Présenté cette semaine au Théâtre La Chapelle, le spectacle Nous serons éternels s’inspire des sonnets de William Shakespeare. La création est portée par quatorze acteurs sur scène, dans une ambiance charnelle et printanière. Ce nouveau spectacle de Patrick R. Lacharité se veut une rencontre à travers les siècles, d’un créateur à l’autre, un hommage à ce que l’art a d’éternel, à la vulnérabilité des individus et à la fougue des Hommes.
Formé en interprétation théâtrale, Patrick R. Lacharité a contribué à différents projets, comme créateur et comme acteur, dans les dernières années. Depuis 2016, il codirige La Fratrie, une compagne de création en théâtre et en vidéo. Sa mise en œuvre de Ma tête est une ruche, en collaboration avec le comédien et auteur Sébastien Tessier, avait été remarquée à sa création, au Théâtre La Chapelle, en 2015. De nombreux collaborateurs d’alors sont toujours derrière lui et sur scène dans cette nouvelle création.
En prenant place dans la salle, on fait face à un acteur (Yann Villeneuve) paré, coloré, robe et col simili-élisabéthain sur talons hauts contemporains. Quand le noir se fait dans le théâtre, celui-ci prend la parole dans un micro, donnant tout de suite le ton de ce qu’on s’apprête à vivre et à entendre: la langue de Shakespeare, remâchée avec avidité et malice. La proposition est sensuelle et ludique.
En s’intéressant aux sonnets laissés par le célèbre auteur anglais, R. Lacharité s’est toutefois gardé de répliquer les codes anciens. Il traduit certaines idées de l’œuvre littéraire à la scène avec un plaisir gourmand. La luxure qui transparaît dans les vers et la violence de l’époque sont transposés en concert rock, la légèreté d’une voix amoureuse et les échos des douleurs qu’elle cause prennent place dans un jardin de fleurs de plastique que hante une jeune femme, mi-nue… mi-statue. La pièce est sublime d’anachronismes et de commentaires sur la recherche artistique même. Les mots célèbres font tableau dans le fleuve tranquille des corps qui coulent d’une image à l’autre. L’exploration physique prend donc le dessus sur les textes, parfois retravaillés en chansons, portés dans leur anglais original ou traduits en français- un français plus québécois que normatif, décomplexé et qui permet d’accéder aux vers avec grand bonheur.

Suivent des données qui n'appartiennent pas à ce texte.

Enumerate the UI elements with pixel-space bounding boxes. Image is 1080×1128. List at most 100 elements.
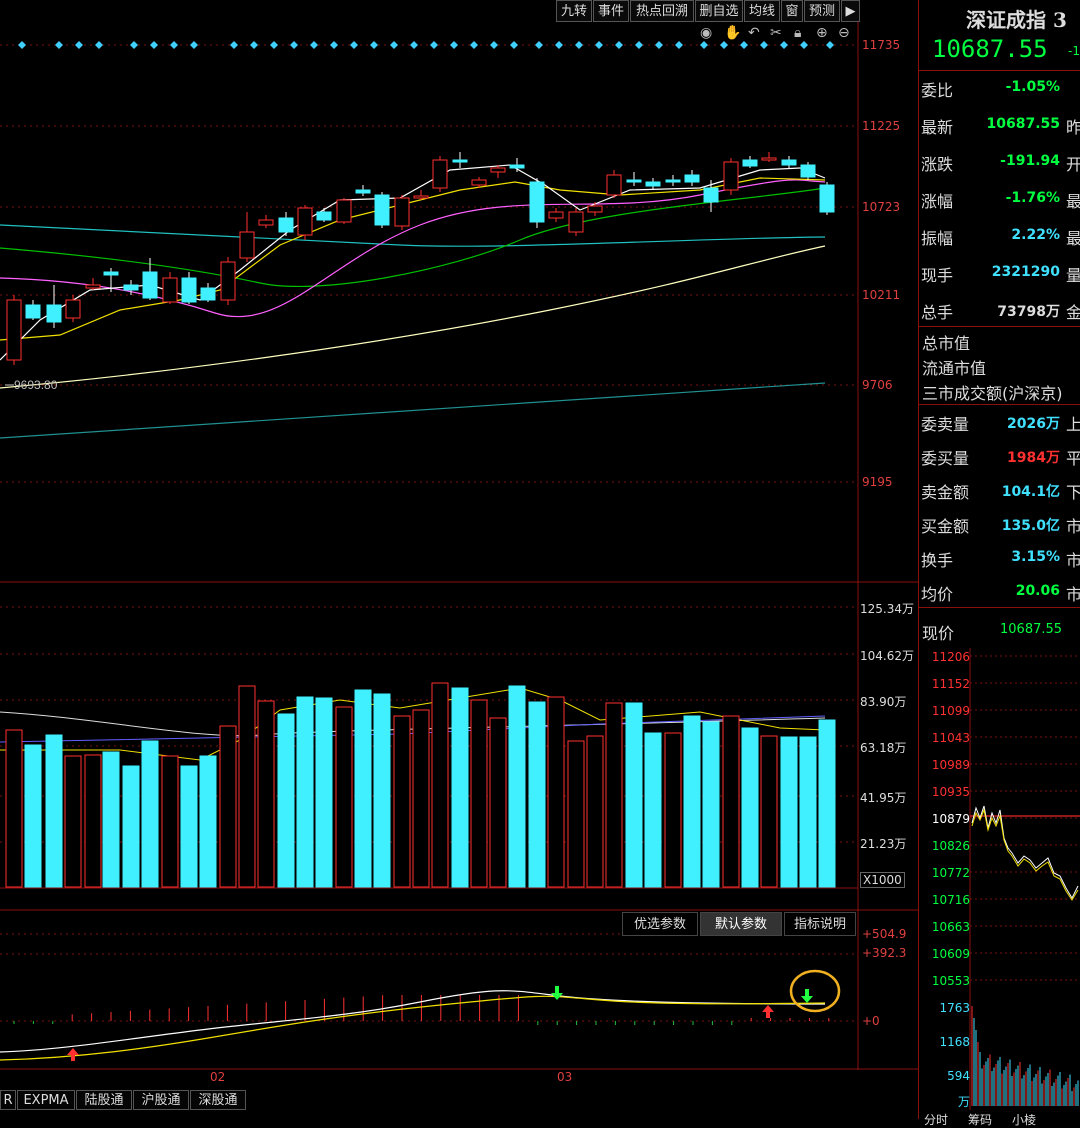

Les thèmes majeurs que sont l’amour, l’art et la douleur ne périment pas et l’équipe nous en fait rêver, nous fait rire et pose des questions sincères à leur génération et à leur milieu. Toutes les images ne sont pas nouvelles ou inédites, mais c’est un réel plaisir que d’assister à cette réappropriation, commentée par les interprètes à différents moments. En exposant le désir de se projeter dans l’éternité par la création, l’équipe passe de l’authenticité d’un idéal charmant à la dérision nécessaire que fournit Sébastien Tessier, qui est tout à fait rafraîchissant. Tout cela est à l’image des conversations qu’ont les artistes entre eux devant le rêve de créer quelque chose qui les dépasse.
La matière première est finalement prétexte à animer les corps en écho ou en réponse à l’auteur immortel qu’est Shakespeare. On tangue entre les moments de douceurs (entre autres avec la voix magnifique de Fanny Migneault-Lecavalier), le rire et le déchaînement que les interprètes présentent avec grande énergie. Nous serons éternels est une agréable incursion dans la jeune tête d’un créateur, qui s’est magnifiquement entouré.
Voyez Nous serons éternels au Théâtre La Chapelle jusqu’au 28 avril 2019.